Where some people have used short-term loans in the past, recent changes in financial regulations mean they may no longer be eligible for loans from other providers.

The average income of those borrowing is also on the increase. This means that more people are in need of credit, but fewer ‘mainstream’ providers such as banks or credit unions are willing to lend.


Who else is involved?

In Fife, Conduit Scotland works with Citizens Advice and Rights Fife, Jobcentre PlusFife Gingerbread, the Scottish Welfare Fund, Fife’s credit unions and other relevant organisations to provide advice and services that are tailored to individual customer needs.

Staff use the FORT (Fife Online Referral Tracking) system to securely refer customer details on to support services. They follow strict policies for data protection and confidentiality to ensure that information is handled properly.


Are there ‘branches’ like a bank?

Four shops will open during August 2017 – one on the High Street, Kirkcaldy, one in Chapel Street Dunfermline, one in Falkirk and one in Bathgate.

Opening hours will be 10am – 4pm Monday to Friday, and 9am – 12noon on Saturday.

These shops have desks for support agencies and partners so customers can chat and receive advice.

Customers can also apply online and over the phone. The phone line is open from 8.30am – 5pm Monday to Friday.

‘Pop-up’ branches in other areas of Fife will also be put in place depending on need. The ‘pop-ups’ will give more information on Conduit Scotland and local support and, depending on location, will be able to handle loan applications.


What does it mean for credit unions?

Credit unions remain very important services in Fife, West Lothian and Falkirk. They provide accessible savings, low cost loans and help to educate members to manage their money more effectively.

They are also important to the local economy because they recycle income to benefit the wider community.

This new service is for people who are not currently eligible to apply for a loan through their local credit union.

The customer support provided by Conduit Scotland – in addition to the advice already available through our local support agencies – includes ways to build financial resilience: day to day budgeting, building savings and being able to cope with unexpected costs.

A local credit union forms a very important ‘next step’ for people working to manage their finances so Conduit Scotland will refer people to their local credit union where appropriate.


Who holds the money?

Conduit Scotland holds the cash for the loans. Fife, Falkirk and West Lothian councils have contributed to the service.
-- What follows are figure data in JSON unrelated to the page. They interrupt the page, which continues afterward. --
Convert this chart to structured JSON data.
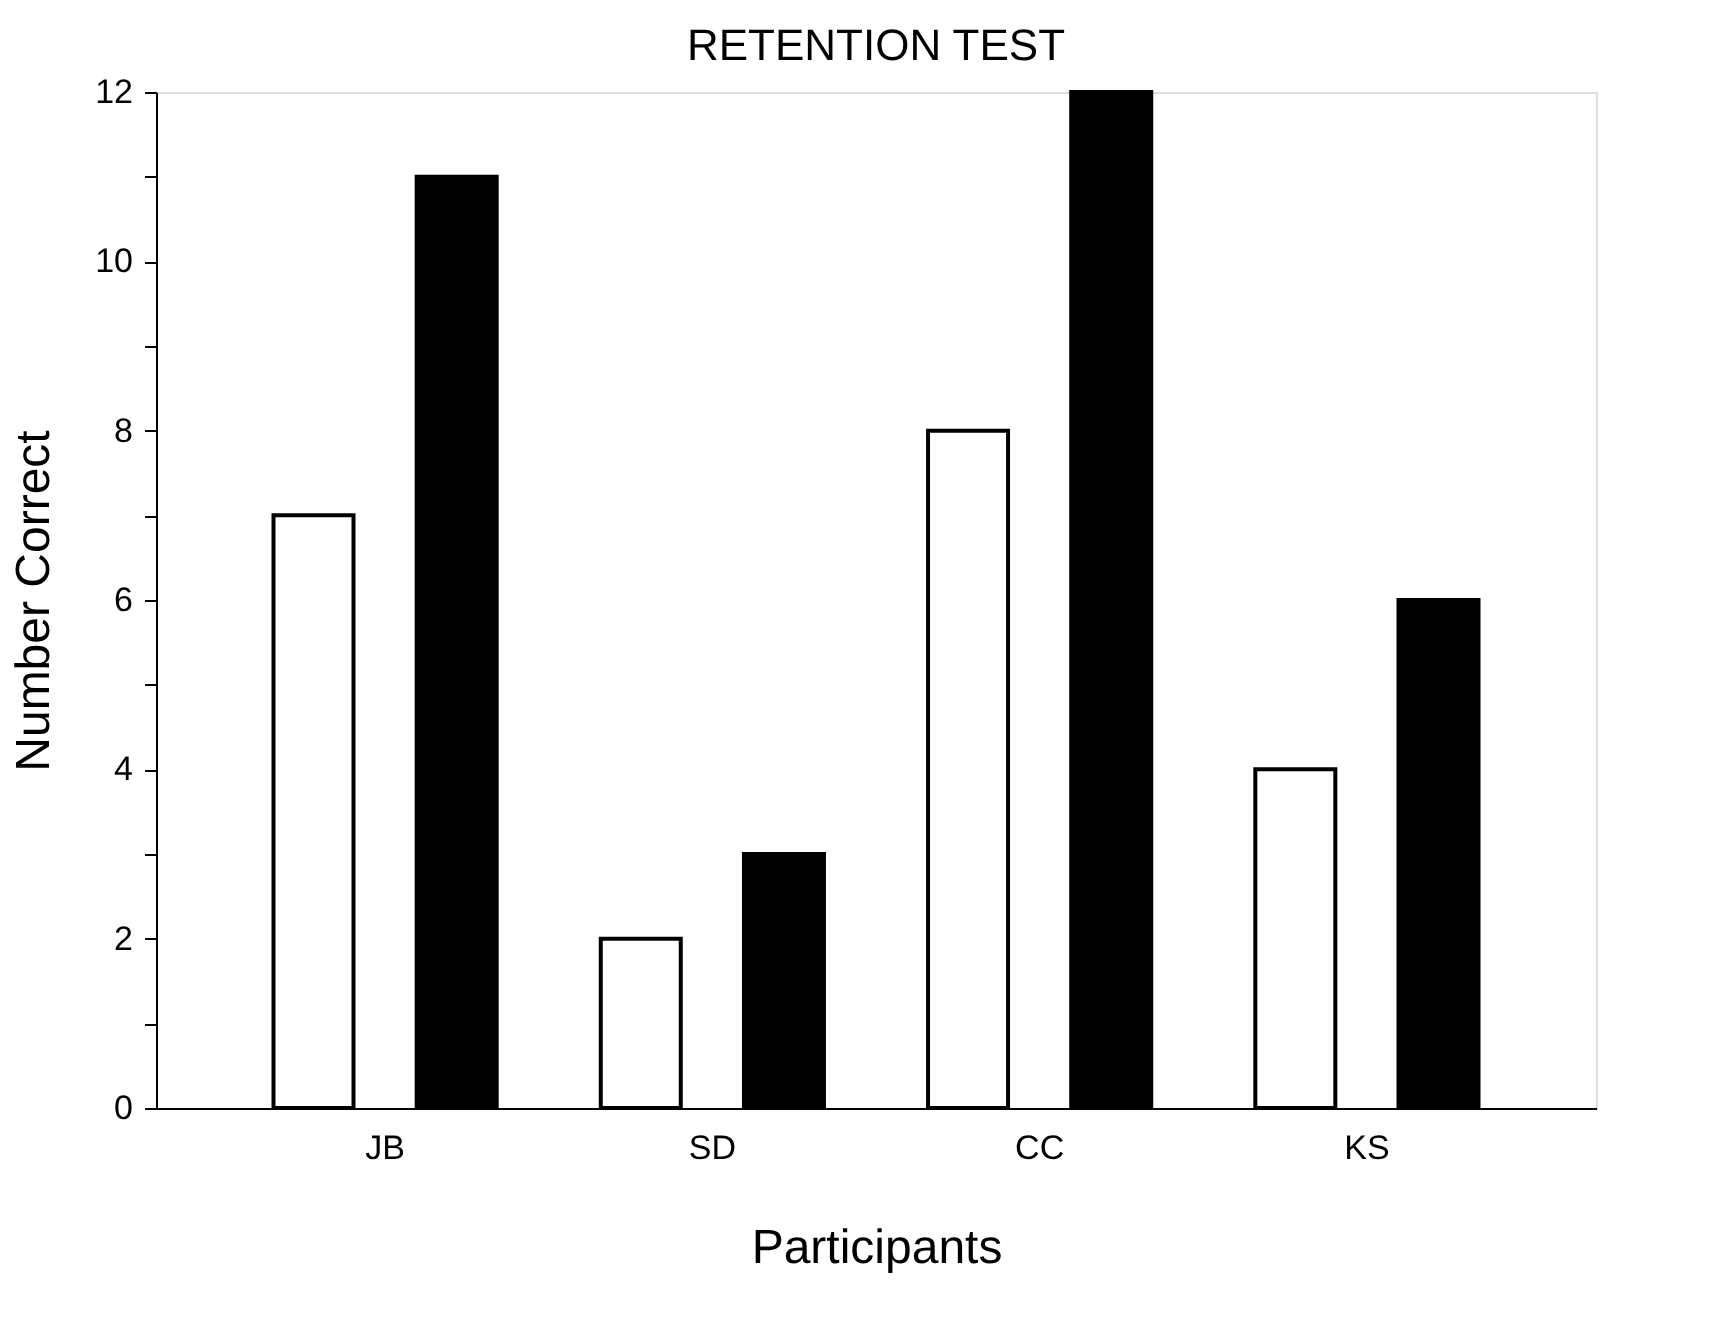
{
  "chart_data": {
    "type": "bar",
    "title": "RETENTION TEST",
    "xlabel": "Participants",
    "ylabel": "Number Correct",
    "categories": [
      "JB",
      "SD",
      "CC",
      "KS"
    ],
    "series": [
      {
        "color": "#ffffff",
        "values": [
          7,
          2,
          8,
          4
        ]
      },
      {
        "color": "#000000",
        "values": [
          11,
          3,
          12,
          6
        ]
      }
    ],
    "ylim": [
      0,
      12
    ],
    "yticks": [
      0,
      {
        "value": 1,
        "label": null
      },
      2,
      {
        "value": 3,
        "label": null
      },
      4,
      {
        "value": 5,
        "label": null
      },
      6,
      {
        "value": 7,
        "label": null
      },
      8,
      {
        "value": 9,
        "label": null
      },
      10,
      {
        "value": 11,
        "label": null
      },
      12
    ],
    "grid": false,
    "legend": false
  }
}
We also have staff who are based in Scotland’s Improvement Service to help promote the service and measure its impact on residents over its first year of operation.


How affordable is it? 

This loan illustration shows the difference in terms, and loan interest, between a loan through this service compared to other lenders.


How do customers apply for a loan?

Customers are able to apply online, by phone, or in person – and will be offered advice at this point.

Loan amounts can range from £50 to £1000. A repayment period of 6-9 months is normally offered.

The application asks for personal details, income and expenditure.

Once assessed, customers will receive their decision by email, telephone or text.

If approved in principle, customers will have to electronically sign loan documents, and may have to send some additional evidence to support the application.

Once this has been assessed, when a loan is offered an email will be sent to the customer.

Funds are transferred in to a bank account, which usually takes up to three working days depending on the bank.


Conduit Scotland does not issue loans to:

  • Those under 18 years of age
  • To anyone who’s bank account does not accept direct debits
  • To anyone who is currently bankrupt or subject to a Protected Trust Deed or debt arrangement scheme

Conduit Scotland will refer customers in financial crisis to the appropriate service.